Chez Maris comme chez Houellebecq, la critique des économistes est évidemment sommaire et tient beaucoup d’une ironie ravageuse. Peu échappent à la démolition : pour Maris, beaucoup Keynes et un peu Marx seraient à sauver ; pour Houellebecq, il y aurait Schumpeter, dont est retenue la théorie de la “destruction créatrice” voulant que le monde capitaliste marche si bien à l’innovation consumériste (hourrah, le Netflix nous arrive !) qu’il court nécessairement à sa perte. “Le kilo de pain, écrit Maris, était l’élément de base du minimum vital au temps des maîtres de forges. Sans doute le smartphone et l’abonnement Internet, plus le litre de gazole, ont remplacé le kilo de pain. Mais le concept reste le même : sans son ordinateur utilisé en continu, le cadre ne peut survivre. La notion de minimum vital social veut dire que l’on vous maintient la tête hors de l’eau, à peine, le temps de consommer les choses que vous avez produites, et que, hors de ce temps de consommation, vous ne pouvez vivre.” (p. 62)

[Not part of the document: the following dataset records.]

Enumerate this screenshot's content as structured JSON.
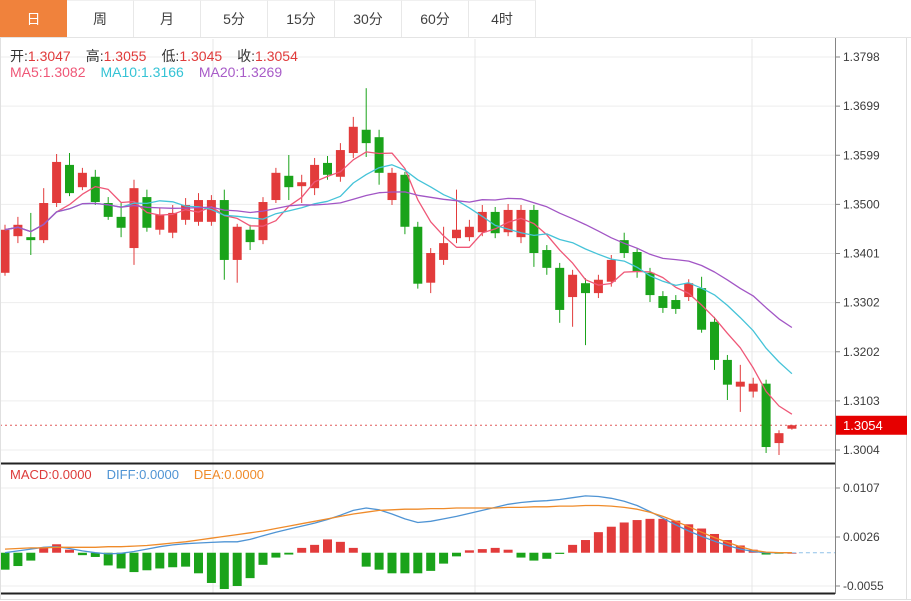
{
  "tabs": [
    {
      "name": "day",
      "label": "日",
      "active": true
    },
    {
      "name": "week",
      "label": "周",
      "active": false
    },
    {
      "name": "month",
      "label": "月",
      "active": false
    },
    {
      "name": "min5",
      "label": "5分",
      "active": false
    },
    {
      "name": "min15",
      "label": "15分",
      "active": false
    },
    {
      "name": "min30",
      "label": "30分",
      "active": false
    },
    {
      "name": "min60",
      "label": "60分",
      "active": false
    },
    {
      "name": "h4",
      "label": "4时",
      "active": false
    }
  ],
  "legend": {
    "ohlc": [
      {
        "name": "open",
        "label": "开:",
        "value": "1.3047"
      },
      {
        "name": "high",
        "label": "高:",
        "value": "1.3055"
      },
      {
        "name": "low",
        "label": "低:",
        "value": "1.3045"
      },
      {
        "name": "close",
        "label": "收:",
        "value": "1.3054"
      }
    ],
    "ma": [
      {
        "name": "ma5",
        "label": "MA5:",
        "value": "1.3082",
        "color": "#ef5777"
      },
      {
        "name": "ma10",
        "label": "MA10:",
        "value": "1.3166",
        "color": "#35c3d5"
      },
      {
        "name": "ma20",
        "label": "MA20:",
        "value": "1.3269",
        "color": "#a85cc8"
      }
    ],
    "macd": [
      {
        "name": "macd",
        "label": "MACD:",
        "value": "0.0000",
        "color": "#dd3b3a"
      },
      {
        "name": "diff",
        "label": "DIFF:",
        "value": "0.0000",
        "color": "#4f94d4"
      },
      {
        "name": "dea",
        "label": "DEA:",
        "value": "0.0000",
        "color": "#ef8b2a"
      }
    ]
  },
  "colors": {
    "up": "#e23b3b",
    "down": "#1aa31a",
    "ma5": "#ef5777",
    "ma10": "#45c3d8",
    "ma20": "#a256c5",
    "diff": "#4f94d4",
    "dea": "#ef8b2a",
    "tab_active": "#f0823c",
    "badge": "#e60000",
    "price_line": "#e05a5a",
    "grid": "#ededed",
    "vgrid": "#e7e7e7",
    "axis_line": "#858585",
    "axis_text": "#3c3c3c",
    "separator": "#222222",
    "frame": "#e0e0e0",
    "zero_dash": "#8fc1e8",
    "value_red": "#e03b3b"
  },
  "chart_data": {
    "type": "candlestick_with_macd",
    "main": {
      "y_ticks": [
        1.3798,
        1.3699,
        1.3599,
        1.35,
        1.3401,
        1.3302,
        1.3202,
        1.3103,
        1.3004
      ],
      "current_price": 1.3054,
      "current_price_label": "1.3054",
      "ma_periods": [
        5,
        10,
        20
      ],
      "candles": [
        [
          1.3362,
          1.3459,
          1.3356,
          1.3449
        ],
        [
          1.3436,
          1.3475,
          1.3422,
          1.3459
        ],
        [
          1.3434,
          1.3483,
          1.3398,
          1.3428
        ],
        [
          1.3428,
          1.3533,
          1.3422,
          1.3503
        ],
        [
          1.3503,
          1.3602,
          1.3495,
          1.3586
        ],
        [
          1.358,
          1.3604,
          1.3517,
          1.3523
        ],
        [
          1.3535,
          1.3574,
          1.3529,
          1.3564
        ],
        [
          1.3556,
          1.357,
          1.3499,
          1.3505
        ],
        [
          1.3503,
          1.3515,
          1.3469,
          1.3475
        ],
        [
          1.3475,
          1.3503,
          1.3434,
          1.3453
        ],
        [
          1.3412,
          1.355,
          1.3378,
          1.3533
        ],
        [
          1.3515,
          1.353,
          1.3445,
          1.3453
        ],
        [
          1.3449,
          1.3493,
          1.3439,
          1.3479
        ],
        [
          1.3443,
          1.3499,
          1.3432,
          1.3483
        ],
        [
          1.3469,
          1.3513,
          1.3459,
          1.3499
        ],
        [
          1.3465,
          1.3523,
          1.3457,
          1.3509
        ],
        [
          1.3465,
          1.3519,
          1.3457,
          1.3509
        ],
        [
          1.3509,
          1.353,
          1.3348,
          1.3388
        ],
        [
          1.3388,
          1.3461,
          1.3342,
          1.3455
        ],
        [
          1.3449,
          1.3459,
          1.3408,
          1.3424
        ],
        [
          1.3428,
          1.3515,
          1.342,
          1.3505
        ],
        [
          1.3509,
          1.3574,
          1.3503,
          1.3564
        ],
        [
          1.3558,
          1.36,
          1.3509,
          1.3535
        ],
        [
          1.3537,
          1.356,
          1.3503,
          1.3545
        ],
        [
          1.3533,
          1.3594,
          1.3519,
          1.358
        ],
        [
          1.3584,
          1.3598,
          1.355,
          1.356
        ],
        [
          1.3556,
          1.3624,
          1.3546,
          1.361
        ],
        [
          1.3604,
          1.3677,
          1.3594,
          1.3657
        ],
        [
          1.3651,
          1.3735,
          1.3596,
          1.3624
        ],
        [
          1.3636,
          1.3651,
          1.354,
          1.3564
        ],
        [
          1.3509,
          1.3574,
          1.3499,
          1.3564
        ],
        [
          1.356,
          1.3566,
          1.344,
          1.3455
        ],
        [
          1.3455,
          1.3465,
          1.333,
          1.334
        ],
        [
          1.3342,
          1.3412,
          1.3321,
          1.3402
        ],
        [
          1.3388,
          1.3455,
          1.3378,
          1.3422
        ],
        [
          1.3432,
          1.353,
          1.3422,
          1.3449
        ],
        [
          1.3434,
          1.3469,
          1.3426,
          1.3455
        ],
        [
          1.3444,
          1.3499,
          1.3436,
          1.3485
        ],
        [
          1.3485,
          1.3495,
          1.3432,
          1.3442
        ],
        [
          1.3444,
          1.3501,
          1.3436,
          1.3489
        ],
        [
          1.3434,
          1.3499,
          1.3422,
          1.3489
        ],
        [
          1.3489,
          1.3499,
          1.3374,
          1.3402
        ],
        [
          1.3408,
          1.3418,
          1.3358,
          1.3372
        ],
        [
          1.3372,
          1.3382,
          1.3261,
          1.3287
        ],
        [
          1.3313,
          1.3368,
          1.3253,
          1.3358
        ],
        [
          1.3341,
          1.3351,
          1.3216,
          1.3321
        ],
        [
          1.3321,
          1.3358,
          1.3311,
          1.3348
        ],
        [
          1.3344,
          1.3398,
          1.3334,
          1.3388
        ],
        [
          1.3428,
          1.3443,
          1.3392,
          1.3402
        ],
        [
          1.3404,
          1.3412,
          1.3352,
          1.3364
        ],
        [
          1.3362,
          1.3372,
          1.3303,
          1.3317
        ],
        [
          1.3315,
          1.3325,
          1.3281,
          1.3291
        ],
        [
          1.3307,
          1.3317,
          1.3279,
          1.3289
        ],
        [
          1.3313,
          1.3349,
          1.3305,
          1.3341
        ],
        [
          1.3331,
          1.3354,
          1.3241,
          1.3247
        ],
        [
          1.3263,
          1.3273,
          1.3166,
          1.3186
        ],
        [
          1.3186,
          1.3196,
          1.3105,
          1.3136
        ],
        [
          1.3132,
          1.3176,
          1.3081,
          1.3142
        ],
        [
          1.3122,
          1.315,
          1.311,
          1.3138
        ],
        [
          1.3138,
          1.3146,
          1.2998,
          1.301
        ],
        [
          1.3018,
          1.3044,
          1.2994,
          1.3038
        ],
        [
          1.3047,
          1.3055,
          1.3045,
          1.3054
        ]
      ]
    },
    "macd": {
      "y_ticks": [
        0.0107,
        0.0026,
        -0.0055
      ],
      "histogram": [
        -0.0028,
        -0.0022,
        -0.0013,
        0.0008,
        0.0014,
        0.0005,
        -0.0004,
        -0.0007,
        -0.0021,
        -0.0026,
        -0.0032,
        -0.0029,
        -0.0026,
        -0.0024,
        -0.0023,
        -0.0034,
        -0.005,
        -0.006,
        -0.0055,
        -0.0042,
        -0.002,
        -0.0008,
        -0.0003,
        0.0008,
        0.0013,
        0.0022,
        0.0018,
        0.0008,
        -0.0023,
        -0.0028,
        -0.0034,
        -0.0034,
        -0.0034,
        -0.003,
        -0.0018,
        -0.0006,
        0.0004,
        0.0006,
        0.0008,
        0.0005,
        -0.0008,
        -0.0013,
        -0.001,
        -0.0002,
        0.0013,
        0.0021,
        0.0034,
        0.0043,
        0.005,
        0.0054,
        0.0056,
        0.0056,
        0.0053,
        0.0047,
        0.004,
        0.0031,
        0.0021,
        0.0012,
        0.0005,
        -0.0003,
        -0.0001,
        0.0
      ],
      "diff": [
        0.0,
        0.0003,
        0.0006,
        0.0009,
        0.001,
        0.0007,
        0.0003,
        0.0,
        -0.0002,
        -0.0001,
        0.0002,
        0.0006,
        0.001,
        0.0013,
        0.0015,
        0.0016,
        0.0017,
        0.0018,
        0.0018,
        0.0022,
        0.0028,
        0.0034,
        0.0039,
        0.0044,
        0.0049,
        0.0055,
        0.0062,
        0.007,
        0.0074,
        0.0071,
        0.0064,
        0.0056,
        0.005,
        0.0052,
        0.0056,
        0.006,
        0.0065,
        0.007,
        0.0075,
        0.008,
        0.0083,
        0.0085,
        0.0086,
        0.0088,
        0.0091,
        0.0094,
        0.0093,
        0.009,
        0.0085,
        0.0078,
        0.0068,
        0.0057,
        0.0046,
        0.0036,
        0.0027,
        0.0019,
        0.0012,
        0.0006,
        0.0002,
        0.0,
        0.0,
        0.0
      ],
      "dea": [
        0.0006,
        0.0007,
        0.0008,
        0.0008,
        0.0009,
        0.0009,
        0.0009,
        0.0009,
        0.001,
        0.001,
        0.0011,
        0.0012,
        0.0014,
        0.0016,
        0.0018,
        0.0021,
        0.0024,
        0.0027,
        0.003,
        0.0033,
        0.0036,
        0.004,
        0.0044,
        0.0048,
        0.0052,
        0.0056,
        0.006,
        0.0064,
        0.0067,
        0.007,
        0.0071,
        0.0072,
        0.0072,
        0.0073,
        0.0073,
        0.0074,
        0.0074,
        0.0074,
        0.0074,
        0.0075,
        0.0075,
        0.0076,
        0.0076,
        0.0077,
        0.0077,
        0.0078,
        0.0078,
        0.0077,
        0.0075,
        0.0072,
        0.0067,
        0.006,
        0.0052,
        0.0043,
        0.0034,
        0.0025,
        0.0017,
        0.001,
        0.0004,
        0.0001,
        0.0,
        0.0
      ]
    }
  }
}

Encore un procès de la société de consommation, va-t-on dire, avec supermarchés, gadgets technologiques, tourisme de masse, Guide du routard et rubriques sexuelles des magazines féminins ! Certes, Maris tape un peu beaucoup sur le clou et son procès des économistes paraît quelque peu sommaire. Il n’en reste pas moins que, aussi intelligent qu’il soit, le discours de l’économie est bien de l’idéologie à l’état pur, cette idéologie que secrète le système financiaire-bancaire dont l’emprise sur nos sociétés est presque totale.
Au terme de son parcours et main dans la main avec le Houllebecq des Particules élémentaires ou de La Possibilité d’une île, Bernard Maris se demande si l’on peut rêver d’une inversion des tendances. Or, il faudrait pour cela, nous disent les fables du romancier, ramener l’homme à ces valeurs perdues que sont l’amour, la poésie, la coopération, la compassion, l’être-femme. On peut rêver… Mais en attendant le capitalisme est bien là, il s’acharne et se fait d’autant plus morbide qu’il tente de nier la mort dans une fuite en avant infantile, celle qu’il propose aux pauvres cadres.
Bernard Maris, Houellebecq économiste, Paris, Flammarion, 2014. € 14.